Tax break bill could help prevent shortfall
Alecia Warren | Hagadone News Network | UPDATED 11 years, 8 months AGO
Kootenai County and local taxing districts wouldn't be affected by losing millions of dollars in personal property tax revenue, under a bill proposed Monday by the Idaho Association of Counties.
The latest bill about the tax on business' equipment and machinery would exempt the first $100,000 in taxable equipment.
The tax break would extend to public utilities, unlike in a bill the IAC proposed weeks ago.
The IAC expects the state will be able to replace the roughly $20 million lost from the tax revenue.
That way, counties, school districts and municipalities that rely on the non-earmarked tax revenue won't hit a financial speed bump.
"Counties get a full replacement for the revenues lost," said Seth Grigg, policy analyst with IAC.

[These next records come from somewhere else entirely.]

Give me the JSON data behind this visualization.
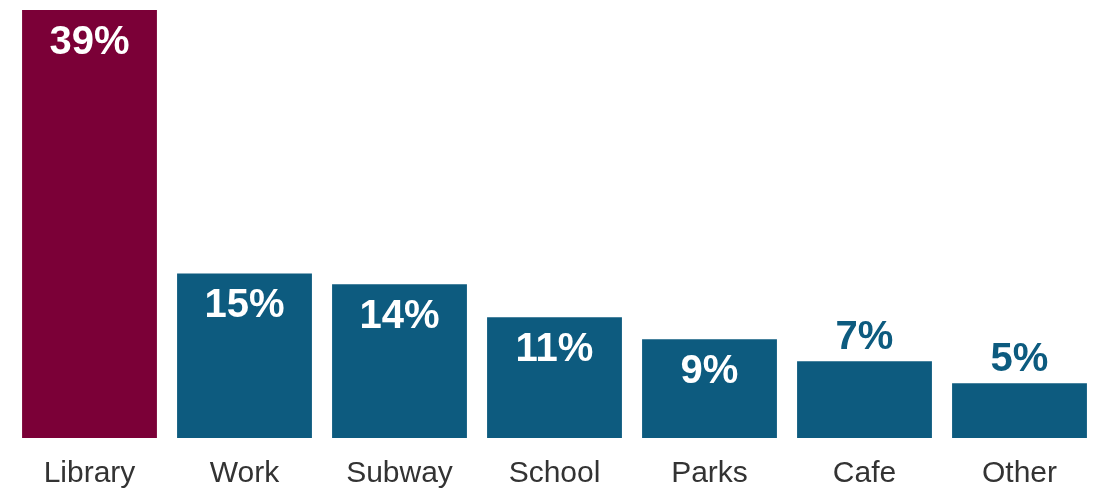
{
  "chart_data": {
    "type": "bar",
    "categories": [
      "Library",
      "Work",
      "Subway",
      "School",
      "Parks",
      "Cafe",
      "Other"
    ],
    "values": [
      39,
      15,
      14,
      11,
      9,
      7,
      5
    ],
    "colors": [
      "#7b0037",
      "#0d5b7f",
      "#0d5b7f",
      "#0d5b7f",
      "#0d5b7f",
      "#0d5b7f",
      "#0d5b7f"
    ],
    "value_labels": [
      "39%",
      "15%",
      "14%",
      "11%",
      "9%",
      "7%",
      "5%"
    ]
  }
}
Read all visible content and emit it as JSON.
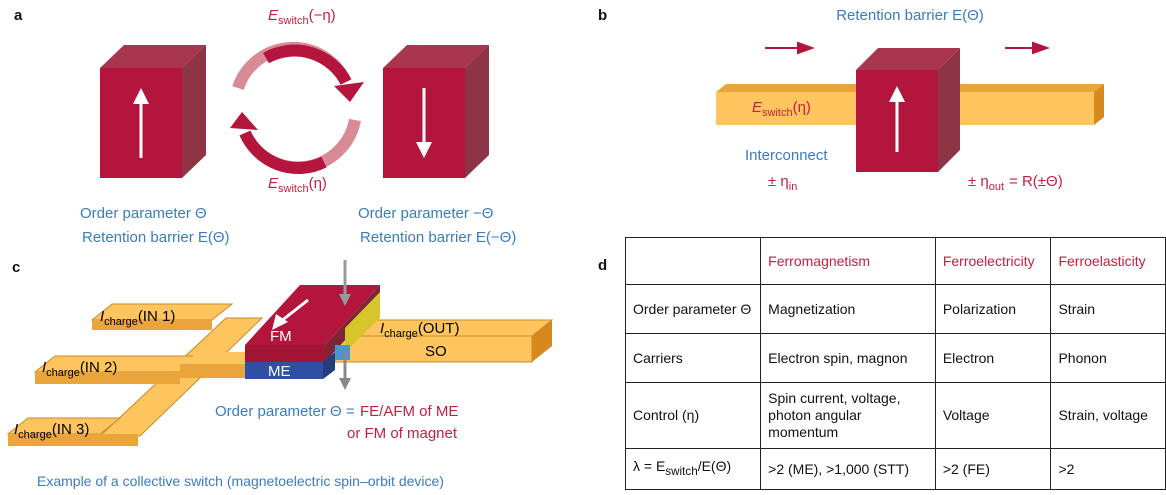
{
  "panels": {
    "a": {
      "label": "a",
      "top_energy": {
        "symbol": "E",
        "sub": "switch",
        "arg": "(−η)"
      },
      "bottom_energy": {
        "symbol": "E",
        "sub": "switch",
        "arg": "(η)"
      },
      "left": {
        "order": "Order parameter Θ",
        "barrier": "Retention barrier E(Θ)"
      },
      "right": {
        "order": "Order parameter −Θ",
        "barrier": "Retention barrier E(−Θ)"
      }
    },
    "b": {
      "label": "b",
      "barrier": "Retention barrier E(Θ)",
      "energy": {
        "symbol": "E",
        "sub": "switch",
        "arg": "(η)"
      },
      "interconnect": "Interconnect",
      "eta_in": {
        "symbol": "± η",
        "sub": "in"
      },
      "eta_out": {
        "symbol": "± η",
        "sub": "out",
        "arg": "= R(±Θ)"
      }
    },
    "c": {
      "label": "c",
      "inputs": [
        {
          "symbol": "I",
          "sub": "charge",
          "arg": "(IN 1)"
        },
        {
          "symbol": "I",
          "sub": "charge",
          "arg": "(IN 2)"
        },
        {
          "symbol": "I",
          "sub": "charge",
          "arg": "(IN 3)"
        }
      ],
      "output": {
        "symbol": "I",
        "sub": "charge",
        "arg": "(OUT)"
      },
      "fm": "FM",
      "me": "ME",
      "so": "SO",
      "order": "Order parameter Θ =",
      "order_value": [
        "FE/AFM of ME",
        "or FM of magnet"
      ],
      "caption": "Example of a collective switch (magnetoelectric spin–orbit device)"
    },
    "d": {
      "label": "d",
      "header": [
        "Ferromagnetism",
        "Ferroelectricity",
        "Ferroelasticity"
      ],
      "rows": [
        [
          "Order parameter Θ",
          "Magnetization",
          "Polarization",
          "Strain"
        ],
        [
          "Carriers",
          "Electron spin, magnon",
          "Electron",
          "Phonon"
        ],
        [
          "Control (η)",
          "Spin current, voltage, photon angular momentum",
          "Voltage",
          "Strain, voltage"
        ]
      ],
      "lambda_row": {
        "label": {
          "pre": "λ = E",
          "sub": "switch",
          "post": "/E(Θ)"
        },
        "cells": [
          ">2 (ME), >1,000 (STT)",
          ">2 (FE)",
          ">2"
        ]
      }
    }
  }
}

Under the bill, replacement funding will come annually from the state general fund.
The taxing districts in Kootenai County received nearly $6 million from the personal property tax in 2011.

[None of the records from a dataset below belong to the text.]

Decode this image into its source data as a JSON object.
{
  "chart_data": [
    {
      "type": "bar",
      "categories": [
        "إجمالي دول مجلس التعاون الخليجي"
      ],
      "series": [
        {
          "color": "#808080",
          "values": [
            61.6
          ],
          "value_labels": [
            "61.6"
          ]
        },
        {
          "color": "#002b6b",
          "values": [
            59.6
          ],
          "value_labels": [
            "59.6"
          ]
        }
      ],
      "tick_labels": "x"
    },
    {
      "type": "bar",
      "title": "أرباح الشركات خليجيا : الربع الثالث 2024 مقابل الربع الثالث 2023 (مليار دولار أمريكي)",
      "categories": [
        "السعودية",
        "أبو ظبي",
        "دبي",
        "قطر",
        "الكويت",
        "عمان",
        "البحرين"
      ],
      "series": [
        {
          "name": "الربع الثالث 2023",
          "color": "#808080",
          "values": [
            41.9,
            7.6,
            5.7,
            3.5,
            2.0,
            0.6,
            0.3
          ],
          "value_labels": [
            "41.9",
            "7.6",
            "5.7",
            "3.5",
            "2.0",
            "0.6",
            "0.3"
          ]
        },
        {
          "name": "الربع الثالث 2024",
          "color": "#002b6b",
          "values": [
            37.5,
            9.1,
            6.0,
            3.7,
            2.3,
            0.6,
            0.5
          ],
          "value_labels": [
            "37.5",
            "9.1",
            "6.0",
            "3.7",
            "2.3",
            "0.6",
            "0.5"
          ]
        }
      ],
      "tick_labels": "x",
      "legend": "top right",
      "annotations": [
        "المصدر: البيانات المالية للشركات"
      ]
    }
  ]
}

Of that, the Coeur d'Alene School District received about $750,000. The county received $1.2 million.
Another bill proposed this session would eliminate the tax entirely, which would leave a $120 million revenue hole the state likely couldn't fill.

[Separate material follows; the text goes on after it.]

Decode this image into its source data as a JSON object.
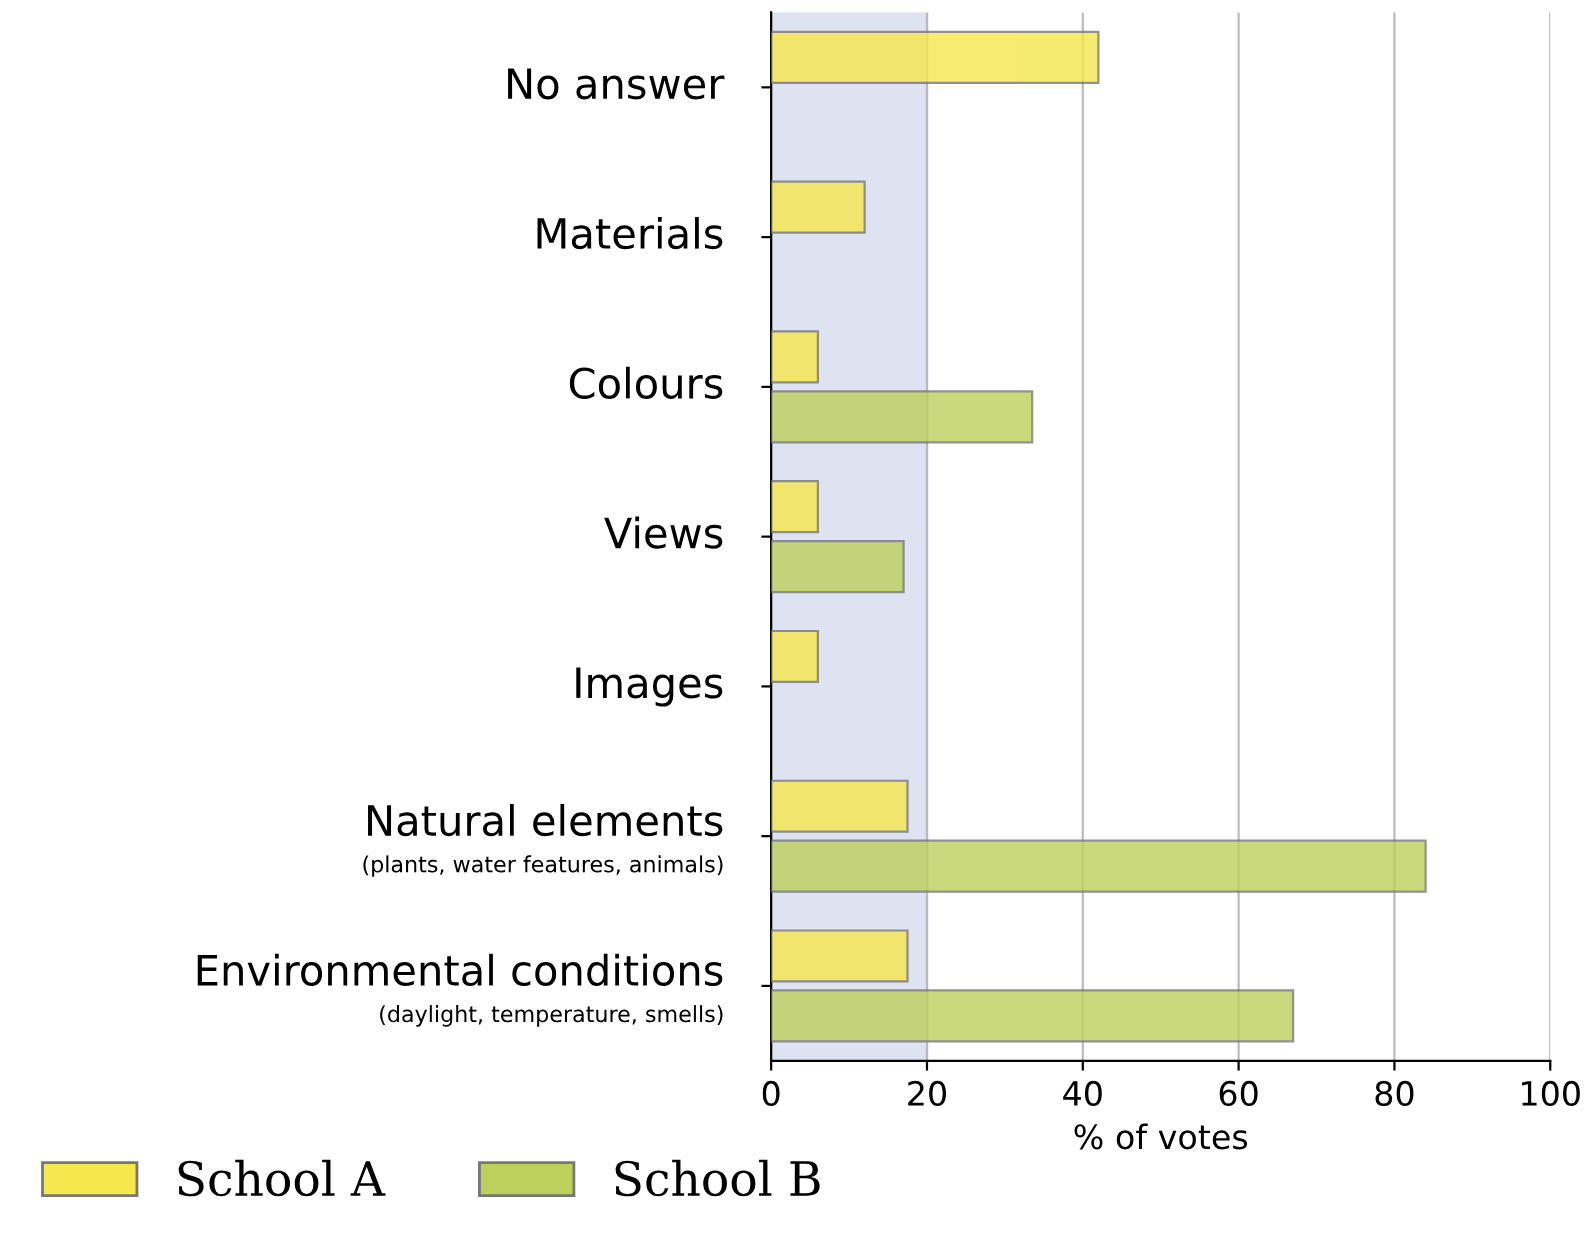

Kootenai County Commissioner Dan Green pointed out that if the state couldn't reimburse the lost revenue, governments would try to recoup the loss by boosting property taxes.
"I would support the state reimbursing us, because it would no longer be a shift from personal property to real property owners in Kootenai County," said Green, who hadn't seen the newly proposed legislation yet.
Businesses have long labeled the personal property tax as a burden that's time consuming to calculate.
House Bill 315 goes to the House Revenue and Taxation Committee today.
Grigg said the bill, expected to replace the group's prior bill, provides an exemption for 90 percent of Idaho businesses.
The bill allows for a tax exemption put on the books in 2008 to be triggered this year, he added. The 2008 law called for a $100,000 exemption that would only happen when revenue growth reached a certain level, which the floundering economy has prevented.
"We feel it would provide tax relief for a law that's already on the books, rather than waiting for the exemption to trigger at some point unknown," Grigg said. "Now is an appropriate time to trigger."